There are many reasons why people who decide to leave homosexuality behind “look back”. If we leave pieces of our heart scattered throughout a sexually charged past, it will eventually call out to us and we will be tempted to return. The bible says to sit down and count the cost before ‘investing your life into in a big project’. People underestimate the power of sin in their lives. Failure can also be attributed to the lure of sexual sin, unbelief and human failure. It can never be attributed to God. God will never fail us, but he doesn’t always do things our way. People fail all the time, yet in attempt to shirk blame and responsibility, they pin their failures on God and the Christians who appear to be getting it right. Proverbs 19:3 says it best, “A person’s own folly leads to their ruin, yet their heart rages against the Lord.”
After much prayer and devotional time, I came to a different conclusion today than I had that day, working on the website. Many in the ex gay movement may have given up on true freedom and settled for the scraps that fall from the Master’s table, but I won’t be among them. Over and over again, God has used people to share the following scripture with me. God has called me to live the Isaiah 61:1 life. It says, “The Spirit of the Sovereign Lord is on me, because the Lord has anointed me to proclaim good news to the poor. He has sent me to bind up the brokenhearted, to proclaim freedom for the captives and release from darkness for the prisoners,”

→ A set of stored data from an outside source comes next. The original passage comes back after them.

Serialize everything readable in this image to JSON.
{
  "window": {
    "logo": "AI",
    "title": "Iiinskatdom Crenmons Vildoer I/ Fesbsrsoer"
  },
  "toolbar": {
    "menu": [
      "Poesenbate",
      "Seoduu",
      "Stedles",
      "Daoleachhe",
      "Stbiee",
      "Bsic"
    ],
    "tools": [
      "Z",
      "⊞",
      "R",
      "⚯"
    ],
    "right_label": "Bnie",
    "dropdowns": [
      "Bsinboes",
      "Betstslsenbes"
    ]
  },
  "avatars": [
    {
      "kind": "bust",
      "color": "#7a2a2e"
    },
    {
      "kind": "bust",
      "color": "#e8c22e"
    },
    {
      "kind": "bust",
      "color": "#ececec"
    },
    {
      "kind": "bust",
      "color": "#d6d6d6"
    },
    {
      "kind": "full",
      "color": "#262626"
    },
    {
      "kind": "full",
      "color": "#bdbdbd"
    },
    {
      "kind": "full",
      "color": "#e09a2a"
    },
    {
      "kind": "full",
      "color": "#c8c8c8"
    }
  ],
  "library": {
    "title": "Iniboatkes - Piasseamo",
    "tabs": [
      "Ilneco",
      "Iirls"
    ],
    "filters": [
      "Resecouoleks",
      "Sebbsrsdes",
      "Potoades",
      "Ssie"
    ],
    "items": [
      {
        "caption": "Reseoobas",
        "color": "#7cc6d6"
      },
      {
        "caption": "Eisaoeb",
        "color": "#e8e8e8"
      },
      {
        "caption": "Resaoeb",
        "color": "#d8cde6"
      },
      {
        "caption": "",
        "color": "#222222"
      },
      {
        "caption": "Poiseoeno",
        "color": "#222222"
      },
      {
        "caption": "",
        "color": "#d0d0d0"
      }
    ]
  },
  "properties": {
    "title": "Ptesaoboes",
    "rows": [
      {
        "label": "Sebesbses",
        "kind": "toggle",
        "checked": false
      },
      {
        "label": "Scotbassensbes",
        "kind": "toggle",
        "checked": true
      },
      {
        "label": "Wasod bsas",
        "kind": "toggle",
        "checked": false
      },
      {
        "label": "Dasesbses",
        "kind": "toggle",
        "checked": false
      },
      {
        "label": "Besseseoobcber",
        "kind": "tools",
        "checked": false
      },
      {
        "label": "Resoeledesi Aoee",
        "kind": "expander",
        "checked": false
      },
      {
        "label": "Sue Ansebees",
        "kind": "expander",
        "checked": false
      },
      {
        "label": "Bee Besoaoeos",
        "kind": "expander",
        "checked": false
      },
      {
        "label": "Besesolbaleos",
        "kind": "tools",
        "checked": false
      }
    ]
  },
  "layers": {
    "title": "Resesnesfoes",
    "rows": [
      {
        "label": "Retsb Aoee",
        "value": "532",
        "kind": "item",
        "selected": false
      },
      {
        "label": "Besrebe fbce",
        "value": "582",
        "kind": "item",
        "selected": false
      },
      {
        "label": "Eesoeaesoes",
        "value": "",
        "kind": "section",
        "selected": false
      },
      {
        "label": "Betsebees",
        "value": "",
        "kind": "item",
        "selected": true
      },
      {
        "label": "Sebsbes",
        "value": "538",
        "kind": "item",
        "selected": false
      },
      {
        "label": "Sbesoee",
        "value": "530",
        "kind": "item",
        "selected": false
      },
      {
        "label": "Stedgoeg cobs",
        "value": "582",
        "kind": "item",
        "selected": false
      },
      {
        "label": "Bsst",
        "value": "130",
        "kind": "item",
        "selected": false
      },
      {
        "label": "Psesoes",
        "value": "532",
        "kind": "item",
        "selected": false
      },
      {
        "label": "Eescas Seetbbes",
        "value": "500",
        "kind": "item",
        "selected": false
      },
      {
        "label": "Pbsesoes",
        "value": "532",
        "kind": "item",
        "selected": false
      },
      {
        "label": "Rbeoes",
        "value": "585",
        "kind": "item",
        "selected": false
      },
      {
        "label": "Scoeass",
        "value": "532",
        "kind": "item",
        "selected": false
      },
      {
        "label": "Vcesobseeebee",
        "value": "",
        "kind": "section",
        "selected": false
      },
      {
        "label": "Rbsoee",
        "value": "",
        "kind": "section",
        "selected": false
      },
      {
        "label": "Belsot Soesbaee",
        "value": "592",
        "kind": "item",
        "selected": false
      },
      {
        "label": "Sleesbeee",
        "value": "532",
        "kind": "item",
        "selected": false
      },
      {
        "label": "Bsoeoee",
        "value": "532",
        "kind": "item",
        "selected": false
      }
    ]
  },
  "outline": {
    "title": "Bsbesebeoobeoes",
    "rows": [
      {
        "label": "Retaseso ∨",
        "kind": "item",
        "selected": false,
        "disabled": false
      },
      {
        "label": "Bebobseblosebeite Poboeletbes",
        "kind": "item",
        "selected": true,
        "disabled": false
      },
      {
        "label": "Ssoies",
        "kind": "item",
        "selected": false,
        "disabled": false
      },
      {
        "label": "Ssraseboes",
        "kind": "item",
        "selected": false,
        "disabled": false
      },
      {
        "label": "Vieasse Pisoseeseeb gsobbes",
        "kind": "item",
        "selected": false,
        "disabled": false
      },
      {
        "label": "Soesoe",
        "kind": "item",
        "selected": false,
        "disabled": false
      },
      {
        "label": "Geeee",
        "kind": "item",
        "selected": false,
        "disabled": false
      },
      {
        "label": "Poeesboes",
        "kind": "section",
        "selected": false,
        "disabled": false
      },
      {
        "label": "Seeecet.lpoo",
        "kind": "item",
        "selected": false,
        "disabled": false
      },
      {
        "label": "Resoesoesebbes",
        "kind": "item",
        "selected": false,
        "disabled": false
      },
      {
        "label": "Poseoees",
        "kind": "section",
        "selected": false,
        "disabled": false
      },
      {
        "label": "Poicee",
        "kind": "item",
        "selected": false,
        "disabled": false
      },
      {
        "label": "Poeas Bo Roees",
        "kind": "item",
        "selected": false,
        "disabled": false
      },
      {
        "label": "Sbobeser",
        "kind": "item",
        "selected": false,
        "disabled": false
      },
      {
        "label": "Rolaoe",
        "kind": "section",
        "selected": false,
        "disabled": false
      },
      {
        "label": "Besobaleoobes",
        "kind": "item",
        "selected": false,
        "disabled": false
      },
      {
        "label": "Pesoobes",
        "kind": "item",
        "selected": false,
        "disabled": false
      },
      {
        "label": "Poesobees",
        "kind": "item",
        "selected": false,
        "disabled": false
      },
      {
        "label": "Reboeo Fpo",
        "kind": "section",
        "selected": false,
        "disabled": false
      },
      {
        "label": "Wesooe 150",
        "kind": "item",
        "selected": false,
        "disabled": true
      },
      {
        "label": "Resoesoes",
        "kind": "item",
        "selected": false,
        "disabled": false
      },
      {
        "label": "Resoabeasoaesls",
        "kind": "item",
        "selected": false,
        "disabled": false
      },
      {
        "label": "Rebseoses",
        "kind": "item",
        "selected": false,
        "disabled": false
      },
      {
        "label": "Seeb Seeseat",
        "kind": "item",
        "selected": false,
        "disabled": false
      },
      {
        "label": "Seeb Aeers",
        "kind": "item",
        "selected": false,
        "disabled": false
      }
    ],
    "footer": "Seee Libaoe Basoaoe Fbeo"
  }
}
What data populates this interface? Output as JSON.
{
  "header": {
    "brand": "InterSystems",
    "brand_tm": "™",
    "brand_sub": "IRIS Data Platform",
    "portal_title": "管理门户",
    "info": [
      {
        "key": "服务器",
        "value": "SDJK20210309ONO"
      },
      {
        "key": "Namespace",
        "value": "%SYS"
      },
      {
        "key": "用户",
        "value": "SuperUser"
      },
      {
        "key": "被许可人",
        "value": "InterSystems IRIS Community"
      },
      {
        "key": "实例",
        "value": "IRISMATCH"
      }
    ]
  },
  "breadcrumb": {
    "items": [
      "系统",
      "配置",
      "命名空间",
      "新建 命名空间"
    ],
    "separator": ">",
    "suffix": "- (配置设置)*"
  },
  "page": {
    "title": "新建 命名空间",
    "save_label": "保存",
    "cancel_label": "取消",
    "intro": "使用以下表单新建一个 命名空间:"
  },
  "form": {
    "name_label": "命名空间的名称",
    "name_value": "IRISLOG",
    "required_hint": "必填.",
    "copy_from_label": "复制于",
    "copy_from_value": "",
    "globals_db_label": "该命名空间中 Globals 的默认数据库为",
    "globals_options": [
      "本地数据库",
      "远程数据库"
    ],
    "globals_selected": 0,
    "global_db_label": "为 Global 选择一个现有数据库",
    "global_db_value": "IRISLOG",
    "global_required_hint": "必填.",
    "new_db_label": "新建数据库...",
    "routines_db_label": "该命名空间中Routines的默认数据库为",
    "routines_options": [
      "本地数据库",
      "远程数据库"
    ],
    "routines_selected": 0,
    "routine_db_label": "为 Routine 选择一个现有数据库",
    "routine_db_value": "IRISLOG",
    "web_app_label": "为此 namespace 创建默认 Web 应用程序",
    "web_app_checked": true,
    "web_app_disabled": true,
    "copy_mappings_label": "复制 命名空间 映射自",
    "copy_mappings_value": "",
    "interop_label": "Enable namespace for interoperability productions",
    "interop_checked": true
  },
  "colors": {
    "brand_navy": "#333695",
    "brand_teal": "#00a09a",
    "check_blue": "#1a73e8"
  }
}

Luke 7:22 “So he (Jesus) replied to the messengers, “Go back and report to John what you have seen and heard: The blind receive sight, the lame walk, those who have leprosy are cleansed, the deaf hear, the dead are raised, and the good news is proclaimed to the poor.” Jesus performed feats of healing that caused the crowds to marvel. My life and the lives of so many others who have walked away from homosexuality are miracles.
“…TO PROCLAIM FREEDOM FOR THE CAPTIVES and RELEASE FROM FROM DARKNESS FOR THE PRISONERS”. Hmmm. That is pretty clear. These same words can also be found in Luke 4:18. God has raised me up to proclaim freedom for men and women trapped in homosexuality. It isn’t false hope and condemnation to proclaim true freedom. It’s actually the most loving thing a person can do for someone who is lost. It isn’t me making promises I can’t keep. It is the truth of God’s Word proclaiming that freedom and release are available to everyone.